Sure, athletes topping off their sugar and caffeine stores mid-race/game/match could swap out packaged energy gels for actual food like Craisins or chocolate covered espresso beans, but handling a Ziploc bag or a twist-tie (gasp!) while, say, biking? Forget that, man. Alberto Contador crashed and lost the Tour de France opening a simple energy bar.

So in the spirit of compromise without any actual compromise, comes UnTapped: Pure Maple Syrup. Packaged in the same easy-to-eat form as a typical energy gel, there is nothing in there but that magical boiled sap from Vermont maples that you know and love. What you may not know is that it's actually the perfect mid-workout energy source. Loaded with potassium, manganese, iron, calcium, and zinc as well as critical amino acids and antioxidants, it's more than just the sugary, carbohydrate boost you (or a world class athlete) might need.

One of the men behind the operation (and an investor) is none other than New Englander and pro cyclist, Ted King, who races for Cannondale. Recently we asked him a few questions about his UnTapped project.

Have you ever used maple candy or syrup as energy in an actual race with Cannondale?
Absolutely!
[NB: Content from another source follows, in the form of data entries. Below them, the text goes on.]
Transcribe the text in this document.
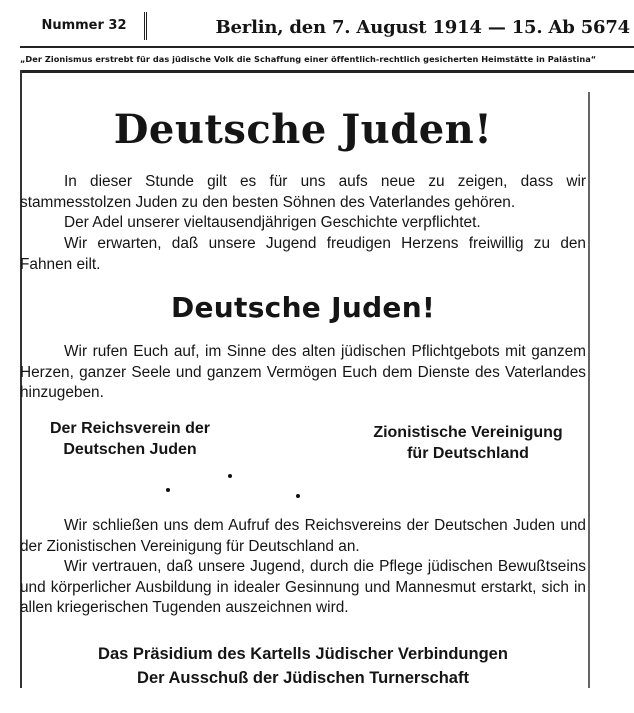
Nummer 32	Berlin, den 7. August 1914 — 15. Ab 5674
„Der Zionismus erstrebt für das jüdische Volk die Schaffung einer öffentlich-rechtlich gesicherten Heimstätte in Palästina“
Deutsche Juden!

In dieser Stunde gilt es für uns aufs neue zu zeigen, dass wir stammesstolzen Juden zu den besten Söhnen des Vaterlandes gehören.

Der Adel unserer vieltausendjährigen Geschichte verpflichtet.

Wir erwarten, daß unsere Jugend freudigen Herzens freiwillig zu den Fahnen eilt.

Deutsche Juden!

Wir rufen Euch auf, im Sinne des alten jüdischen Pflichtgebots mit ganzem Herzen, ganzer Seele und ganzem Vermögen Euch dem Dienste des Vaterlandes hinzugeben.

Der Reichsverein der
Deutschen Juden
Zionistische Vereinigung
für Deutschland

Wir schließen uns dem Aufruf des Reichsvereins der Deutschen Juden und der Zionistischen Vereinigung für Deutschland an.

Wir vertrauen, daß unsere Jugend, durch die Pflege jüdischen Bewußtseins und körperlicher Ausbildung in idealer Gesinnung und Mannesmut erstarkt, sich in allen kriegerischen Tugenden auszeichnen wird.

Das Präsidium des Kartells Jüdischer Verbindungen
Der Ausschuß der Jüdischen Turnerschaft
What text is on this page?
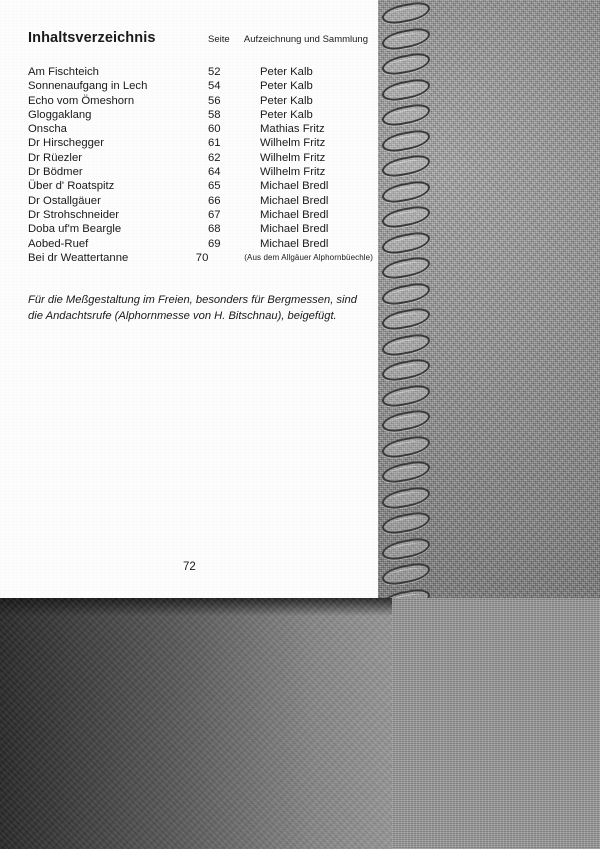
Inhaltsverzeichnis	Seite	Aufzeichnung und Sammlung
Am Fischteich	52	Peter Kalb
Sonnenaufgang in Lech	54	Peter Kalb
Echo vom Ömeshorn	56	Peter Kalb
Gloggaklang	58	Peter Kalb
Onscha	60	Mathias Fritz
Dr Hirschegger	61	Wilhelm Fritz
Dr Rüezler	62	Wilhelm Fritz
Dr Bödmer	64	Wilhelm Fritz
Über d' Roatspitz	65	Michael Bredl
Dr Ostallgäuer	66	Michael Bredl
Dr Strohschneider	67	Michael Bredl
Doba uf'm Beargle	68	Michael Bredl
Aobed-Ruef	69	Michael Bredl
Bei dr Weattertanne	70	(Aus dem Allgäuer Alphornbüechle)
Für die Meßgestaltung im Freien, besonders für Bergmessen, sind die Andachtsrufe (Alphornmesse von H. Bitschnau), beigefügt.
72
Fellow Cannondale compadre Tim Johnson first showed me the maple syrup ways in the 200 Not On 100. Tim was bonking halfway into a 200 mile ride and upon downing some maple syrup—which was an incredible mid-ride gift from a doting fan—he was soon pedaling with vigor. I've known maple syrup is delicious basically since being born; I'm pretty sure that's a New England natural birthright. But seeing Tim's revival and subsequent research showed me just how viable maple syrup really is in sports nutrition.

Do you guys have plans to offer the syrup pouches in different grades?
That's not in the plans for now. Instead we will offer 100% organic, all-natural maple syrup in energy pack pouches as the initial product. We have some awesome back-to-basics, simple maple-based foods brewing in our kitchen as well. We'll have a full line up to suit all your energy needs.
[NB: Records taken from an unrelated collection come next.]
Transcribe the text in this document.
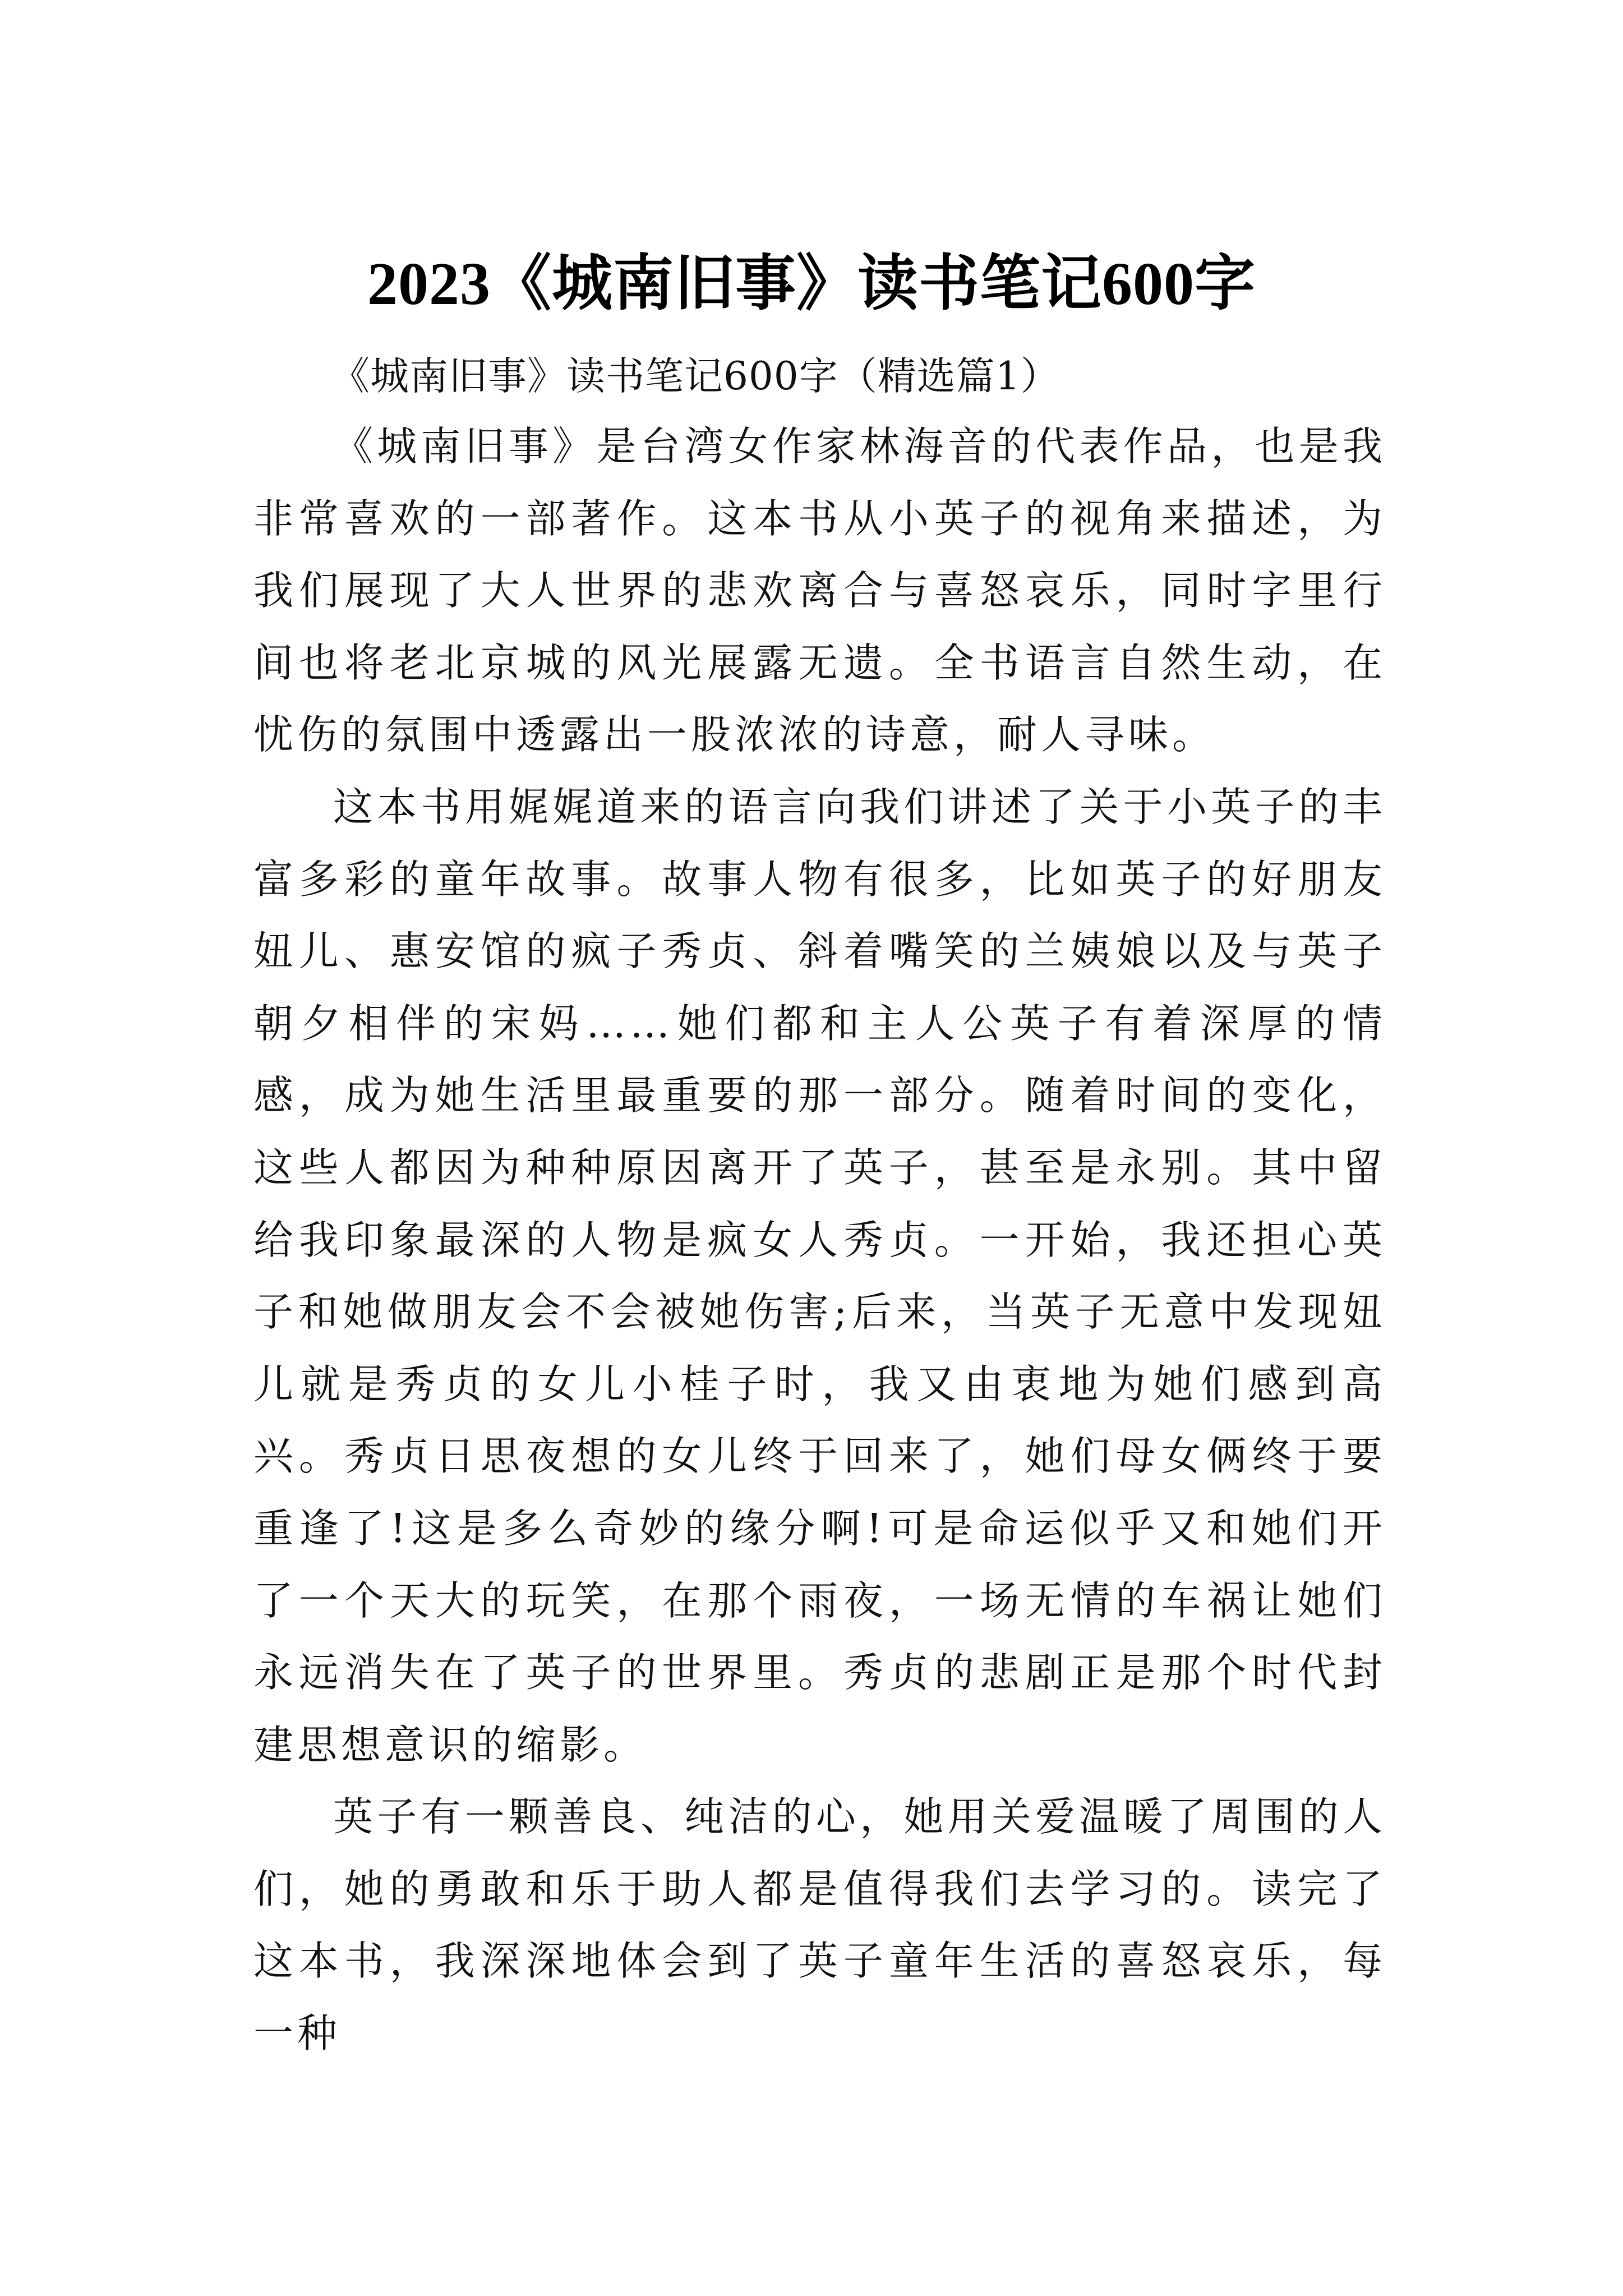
2023《城南旧事》读书笔记600字

《城南旧事》读书笔记600字（精选篇1）

《城南旧事》是台湾女作家林海音的代表作品，也是我非常喜欢的一部著作。这本书从小英子的视角来描述，为我们展现了大人世界的悲欢离合与喜怒哀乐，同时字里行间也将老北京城的风光展露无遗。全书语言自然生动，在忧伤的氛围中透露出一股浓浓的诗意，耐人寻味。

这本书用娓娓道来的语言向我们讲述了关于小英子的丰富多彩的童年故事。故事人物有很多，比如英子的好朋友妞儿、惠安馆的疯子秀贞、斜着嘴笑的兰姨娘以及与英子朝夕相伴的宋妈……她们都和主人公英子有着深厚的情感，成为她生活里最重要的那一部分。随着时间的变化，这些人都因为种种原因离开了英子，甚至是永别。其中留给我印象最深的人物是疯女人秀贞。一开始，我还担心英子和她做朋友会不会被她伤害;后来，当英子无意中发现妞儿就是秀贞的女儿小桂子时，我又由衷地为她们感到高兴。秀贞日思夜想的女儿终于回来了，她们母女俩终于要重逢了!这是多么奇妙的缘分啊!可是命运似乎又和她们开了一个天大的玩笑，在那个雨夜，一场无情的车祸让她们永远消失在了英子的世界里。秀贞的悲剧正是那个时代封建思想意识的缩影。

英子有一颗善良、纯洁的心，她用关爱温暖了周围的人们，她的勇敢和乐于助人都是值得我们去学习的。读完了这本书，我深深地体会到了英子童年生活的喜怒哀乐，每一种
Where's the syrup coming from?
I've teamed up with the Cochran family, a multi-generation Olympic ski family from Vermont, who are the good folks behind Slopeside Syrup. Both of our athletic backgrounds made it a fairly obvious and very quick fit. All natural, 100 percent organic Vermont maple syrup? It doesn't get much more wholesome than that.

What do you think of Vermont abolishing the A, B, C grading system for syrup because it wrongly implies that B is worse than A?
It's funny because I prefer B over A! I find the new grading system a bit entertaining, but in reality, it all comes down to personal taste. Understanding the differences and nuances takes a little bit of time. Teaching people what true maple syrup is—namely, maple syrup as one single ingredient from a maple tree as opposed to the overly processed, artificially flavored and colored, disgusting sticky mess in an Aunt Jemima bottle—that's another personal mission of mine.